The 2021 Food Systems Summit is a great opportunity to end hunger by 2030 and set in train a sustainable food system. Previous UN food summits have delivered change. The 1943 conference led to FAO; the 1974 meeting strengthened the CGIAR and led to the founding of IFPR; the 2002 session accelerated the human right to food; and the 2009 meeting established monitoring systems to prevent food price crises.

The breadth of the 2021 agenda could be a hindrance, though, in achieving its goals. To avoid failure, delegates should focus. They should prioritize establishing a guiding framework – for transforming diverse national and local food systems, as well as global networks, with the challenges of trade, finance, climate, innovation and governance.

Debates will be fierce. Food is a contentious topic. Disagreements abound, over goals, pathways and speed of change, and the roles of science and technology, the private sector and the UN. For example, some see agroecology as the only acceptable way of farming, with minimal technology. Biotechnology and gene editing are viewed as both an opportunity and a danger. Livestock exacerbate the climate crisis. (The Scientific Group has aimed to offer a balanced view by noting the diversity of perspectives.)

3 Actions and Targets

Once plans are agreed, the UN Food Systems Summit will need to move to implementation. Here are our suggestions.

  • First, boost finance. On the research front, we propose that governments allocate at least 1% of the fraction of their nations’ GDP that relates to food systems to food-related research. Many countries spend only half of that. Least-developed countries should be given aid to reach a similar level. To end hunger for the poorest, we propose a special fund be set up. This would be supported by development aid donors and bonds backed by the IMF and World Bank. Research and modeling would be required into implementation and impacts.

  • Second, increase scientific capacity. Use the funding above to strengthen research capacity in low and middle income countries. Expand research collaborations between the public and private sectors, among farmers, start-ups in food value chains and science communities. Sharing research infrastructure and data between the global south and north would be a good start.

  • Third, strengthen science-policy interfaces. In stark contrast to many other fields, agriculture, food security and nutrition do not have an international agreement or convention to consolidate actions.

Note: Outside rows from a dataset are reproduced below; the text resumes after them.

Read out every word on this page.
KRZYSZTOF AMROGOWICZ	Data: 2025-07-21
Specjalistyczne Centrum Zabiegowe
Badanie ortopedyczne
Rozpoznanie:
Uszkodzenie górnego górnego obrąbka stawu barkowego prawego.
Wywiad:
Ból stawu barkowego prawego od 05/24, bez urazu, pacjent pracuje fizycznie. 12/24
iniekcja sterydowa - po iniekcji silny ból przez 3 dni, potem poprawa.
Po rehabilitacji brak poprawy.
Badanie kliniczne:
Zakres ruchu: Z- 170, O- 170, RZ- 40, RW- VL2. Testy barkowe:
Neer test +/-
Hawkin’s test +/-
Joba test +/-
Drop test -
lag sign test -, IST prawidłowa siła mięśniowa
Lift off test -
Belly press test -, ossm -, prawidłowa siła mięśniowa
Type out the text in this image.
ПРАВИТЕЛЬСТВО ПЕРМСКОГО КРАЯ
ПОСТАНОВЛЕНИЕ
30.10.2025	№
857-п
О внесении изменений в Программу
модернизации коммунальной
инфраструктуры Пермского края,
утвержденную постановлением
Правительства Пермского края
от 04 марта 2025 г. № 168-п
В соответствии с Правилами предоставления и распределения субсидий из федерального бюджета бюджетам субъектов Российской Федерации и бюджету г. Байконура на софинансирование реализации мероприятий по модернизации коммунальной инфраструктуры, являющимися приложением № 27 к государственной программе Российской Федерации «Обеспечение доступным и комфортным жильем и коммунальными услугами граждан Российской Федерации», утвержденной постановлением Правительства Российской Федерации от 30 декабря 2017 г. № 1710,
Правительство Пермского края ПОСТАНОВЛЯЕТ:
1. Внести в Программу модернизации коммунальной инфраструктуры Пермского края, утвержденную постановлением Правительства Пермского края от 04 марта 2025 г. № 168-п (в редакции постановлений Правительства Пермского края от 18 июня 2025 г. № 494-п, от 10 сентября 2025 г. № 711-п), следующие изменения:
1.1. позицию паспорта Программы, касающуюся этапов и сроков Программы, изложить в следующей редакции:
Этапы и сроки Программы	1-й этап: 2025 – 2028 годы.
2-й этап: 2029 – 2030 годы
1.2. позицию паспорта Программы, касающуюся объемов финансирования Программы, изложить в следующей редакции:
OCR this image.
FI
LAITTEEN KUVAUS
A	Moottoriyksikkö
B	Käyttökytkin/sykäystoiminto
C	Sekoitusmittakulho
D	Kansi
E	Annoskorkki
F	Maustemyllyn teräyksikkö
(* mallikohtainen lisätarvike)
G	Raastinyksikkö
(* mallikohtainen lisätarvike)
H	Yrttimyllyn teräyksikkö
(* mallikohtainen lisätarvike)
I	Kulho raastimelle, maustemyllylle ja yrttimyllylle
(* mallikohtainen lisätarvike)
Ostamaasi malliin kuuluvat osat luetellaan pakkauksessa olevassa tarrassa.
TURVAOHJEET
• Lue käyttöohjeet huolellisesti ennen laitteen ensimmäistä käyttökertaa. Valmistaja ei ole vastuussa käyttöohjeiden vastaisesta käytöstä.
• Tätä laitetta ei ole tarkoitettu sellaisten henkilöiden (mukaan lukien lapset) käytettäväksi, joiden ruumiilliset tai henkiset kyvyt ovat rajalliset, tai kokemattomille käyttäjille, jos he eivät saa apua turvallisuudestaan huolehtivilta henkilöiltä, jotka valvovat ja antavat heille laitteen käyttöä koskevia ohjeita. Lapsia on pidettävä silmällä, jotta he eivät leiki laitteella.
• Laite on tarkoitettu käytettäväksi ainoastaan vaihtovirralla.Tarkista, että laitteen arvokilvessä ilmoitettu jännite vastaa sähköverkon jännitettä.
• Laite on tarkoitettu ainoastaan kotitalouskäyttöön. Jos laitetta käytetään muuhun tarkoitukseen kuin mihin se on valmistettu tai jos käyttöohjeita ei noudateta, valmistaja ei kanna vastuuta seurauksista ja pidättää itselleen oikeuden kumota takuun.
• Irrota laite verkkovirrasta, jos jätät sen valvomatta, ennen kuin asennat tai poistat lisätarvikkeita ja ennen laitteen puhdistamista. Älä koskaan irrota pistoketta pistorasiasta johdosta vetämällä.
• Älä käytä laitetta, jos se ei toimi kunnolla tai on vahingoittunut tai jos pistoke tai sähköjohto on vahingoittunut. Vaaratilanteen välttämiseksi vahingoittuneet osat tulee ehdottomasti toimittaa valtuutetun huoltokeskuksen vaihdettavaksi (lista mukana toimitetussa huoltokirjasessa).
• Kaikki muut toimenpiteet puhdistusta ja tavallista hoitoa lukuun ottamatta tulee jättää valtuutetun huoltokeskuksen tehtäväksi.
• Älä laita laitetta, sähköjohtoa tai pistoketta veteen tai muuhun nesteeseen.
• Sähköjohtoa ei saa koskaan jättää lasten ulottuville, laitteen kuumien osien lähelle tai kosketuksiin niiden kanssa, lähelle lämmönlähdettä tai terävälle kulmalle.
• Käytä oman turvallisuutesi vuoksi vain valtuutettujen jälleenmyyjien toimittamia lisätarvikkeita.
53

We call on the UNFSS and UN Member States to explore an intergovernmental treaty or framework convention on food systems, by analogy to the conventions on climate, biodiversity and desertification agreed upon in Rio in YEAR. We recommend that all science organizations and academies with food-relevant research be included in a preparatory process.

Bringing the tools of science to the table will help transform the global food system to end hunger and achieve the Sustainable Development Goals by 2030.